Tara si sentì immediatamente in colpa.

“Si certo, t-ti aiuto io. Mi dispiace per la caviglia, non ti ho proprio vista.” disse la bionda a voce basa.

“Non preoccuparti, un po’ di ghiaccio e passa tutto. Non è niente di grave.” le rispose Willow notando il dispiacere nella sua voce.

Le due streghe uscirono dalla finestra e la manovra si rivelò più facile di quanto pensassero. La notte era diventata serena e per strada non si vedeva nessuno. Fecero il giro della palazzina e si ritrovarono all’entrata.

“Sicura che sia finita?” disse Tara guardandosi intorno ancora spaventata.

“Sì, riabbiamo le nostre voci e quegli esseri sono esplosi. Ora è tutto a posto.”

“Ok, a-allora io ti accompagno in stanza e poi vado”

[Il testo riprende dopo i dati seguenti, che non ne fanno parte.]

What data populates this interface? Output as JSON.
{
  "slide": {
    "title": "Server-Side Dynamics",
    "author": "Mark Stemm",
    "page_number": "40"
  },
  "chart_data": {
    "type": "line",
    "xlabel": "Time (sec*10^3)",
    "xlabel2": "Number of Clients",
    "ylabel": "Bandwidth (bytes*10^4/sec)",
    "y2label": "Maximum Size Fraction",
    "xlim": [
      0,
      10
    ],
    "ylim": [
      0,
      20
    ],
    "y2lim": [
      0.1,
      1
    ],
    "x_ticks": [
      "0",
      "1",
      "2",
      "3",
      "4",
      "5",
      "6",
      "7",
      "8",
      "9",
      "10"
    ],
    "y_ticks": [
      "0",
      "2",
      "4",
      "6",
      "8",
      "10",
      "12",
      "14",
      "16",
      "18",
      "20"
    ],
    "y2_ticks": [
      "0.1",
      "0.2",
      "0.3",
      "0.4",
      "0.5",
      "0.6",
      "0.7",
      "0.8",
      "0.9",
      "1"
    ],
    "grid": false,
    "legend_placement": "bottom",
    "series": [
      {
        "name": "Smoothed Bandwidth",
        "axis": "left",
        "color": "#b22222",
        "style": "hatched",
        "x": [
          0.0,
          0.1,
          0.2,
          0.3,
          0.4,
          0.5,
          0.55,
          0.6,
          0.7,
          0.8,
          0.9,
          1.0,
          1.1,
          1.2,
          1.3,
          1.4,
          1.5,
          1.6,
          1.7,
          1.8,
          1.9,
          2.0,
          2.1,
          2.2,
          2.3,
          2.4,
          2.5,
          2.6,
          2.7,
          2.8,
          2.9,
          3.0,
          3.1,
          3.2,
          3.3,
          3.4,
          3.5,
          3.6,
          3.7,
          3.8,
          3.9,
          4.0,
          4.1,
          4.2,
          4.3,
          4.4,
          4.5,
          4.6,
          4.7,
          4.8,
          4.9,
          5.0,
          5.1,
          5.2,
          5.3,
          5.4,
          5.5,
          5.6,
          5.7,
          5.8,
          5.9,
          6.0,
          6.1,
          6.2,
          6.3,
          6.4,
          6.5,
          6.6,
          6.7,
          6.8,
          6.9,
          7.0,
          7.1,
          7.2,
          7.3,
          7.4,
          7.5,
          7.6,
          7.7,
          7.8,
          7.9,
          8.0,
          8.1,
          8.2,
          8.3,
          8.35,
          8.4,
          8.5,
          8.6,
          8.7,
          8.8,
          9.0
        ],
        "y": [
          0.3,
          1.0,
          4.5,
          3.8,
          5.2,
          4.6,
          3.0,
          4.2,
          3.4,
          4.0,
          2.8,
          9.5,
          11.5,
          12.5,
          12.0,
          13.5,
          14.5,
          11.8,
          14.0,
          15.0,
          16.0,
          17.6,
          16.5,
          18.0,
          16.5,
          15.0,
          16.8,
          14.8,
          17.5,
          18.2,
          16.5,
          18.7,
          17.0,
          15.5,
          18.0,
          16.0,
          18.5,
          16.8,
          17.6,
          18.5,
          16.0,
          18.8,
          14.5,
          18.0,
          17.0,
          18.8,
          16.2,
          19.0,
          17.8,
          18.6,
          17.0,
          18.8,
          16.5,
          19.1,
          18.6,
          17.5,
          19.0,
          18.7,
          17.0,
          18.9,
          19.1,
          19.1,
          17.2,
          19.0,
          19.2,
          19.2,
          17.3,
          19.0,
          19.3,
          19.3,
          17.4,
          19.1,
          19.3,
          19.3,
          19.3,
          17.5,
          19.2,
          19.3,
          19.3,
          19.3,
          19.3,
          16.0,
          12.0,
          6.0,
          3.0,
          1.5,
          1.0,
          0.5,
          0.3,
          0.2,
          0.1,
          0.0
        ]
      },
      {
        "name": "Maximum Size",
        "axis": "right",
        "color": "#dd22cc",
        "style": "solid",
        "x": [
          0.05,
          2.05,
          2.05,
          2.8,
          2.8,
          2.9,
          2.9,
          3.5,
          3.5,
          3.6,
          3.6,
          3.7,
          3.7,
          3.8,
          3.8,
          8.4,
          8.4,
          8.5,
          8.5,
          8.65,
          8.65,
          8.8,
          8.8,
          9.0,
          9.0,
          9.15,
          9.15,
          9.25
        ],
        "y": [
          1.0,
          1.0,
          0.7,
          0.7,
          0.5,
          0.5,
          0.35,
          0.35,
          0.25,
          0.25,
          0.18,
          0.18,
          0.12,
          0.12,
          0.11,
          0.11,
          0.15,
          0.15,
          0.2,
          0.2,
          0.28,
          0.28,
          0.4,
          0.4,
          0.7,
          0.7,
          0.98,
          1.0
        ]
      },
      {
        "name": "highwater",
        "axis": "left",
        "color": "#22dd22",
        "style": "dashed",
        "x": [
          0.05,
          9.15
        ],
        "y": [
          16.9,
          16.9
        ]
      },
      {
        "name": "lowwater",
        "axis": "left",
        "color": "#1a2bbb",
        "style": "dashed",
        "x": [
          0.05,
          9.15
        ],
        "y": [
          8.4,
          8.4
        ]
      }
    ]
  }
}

“Va bene. È distante la tua camera?”

“No. Sto nella palazzina qui a fianco”.

Le due salirono in silenzio fino al secondo piano e si fermarono davanti alla 214. Willow avrebbe voluto chiederle delle cose ma non era il momento più adeguato. Erano stanche, ancora scosse. Era meglio rimandare la conversazione.

“Cosa ne pensi se domani ci vedessimo per un caffè?” disse improvvisamente la rossa, interrompendo il silenzio imbarazzato che si era creato.

“C-certo, perfetto, offro io per farmi perdonare per averti quasi rotto una caviglia…” disse Tara guardando in basso, senza il coraggio di fissare i suoi occhi in quelli della rossa.

Willow rise, Tara alzò un attimo lo sguardo e fissò per un attimo la rossa. Sorrise.

---

Il giorno dopo le due ragazze si incontrarono.

“Eri venuta a cercarmi?” chiese Willow.

“Si, pensavo che potessi fare un incantesimo per ridare la voce alla città. Ti ho vista alla riunione Wicca, tu eri diversa da loro.”

“Da quanto te ne interessi?” chiese ancora la rossa.

“Da sempre. M-mia madre se ne occupava, era potente, come te”.

“No, io non sono potente, davvero. Faccio un sacco di casini, le mie pozioni sono brodaglia e gli incantesimi non mi vengono quasi mai” rispose Willow.

“Tu sei forte” le disse Tara, sinceramente convinta di quello che stava dicendo e guardando la rossa negli occhi.

Si sorrisero e, inspiegabilmente, si sentirono entrambe felici.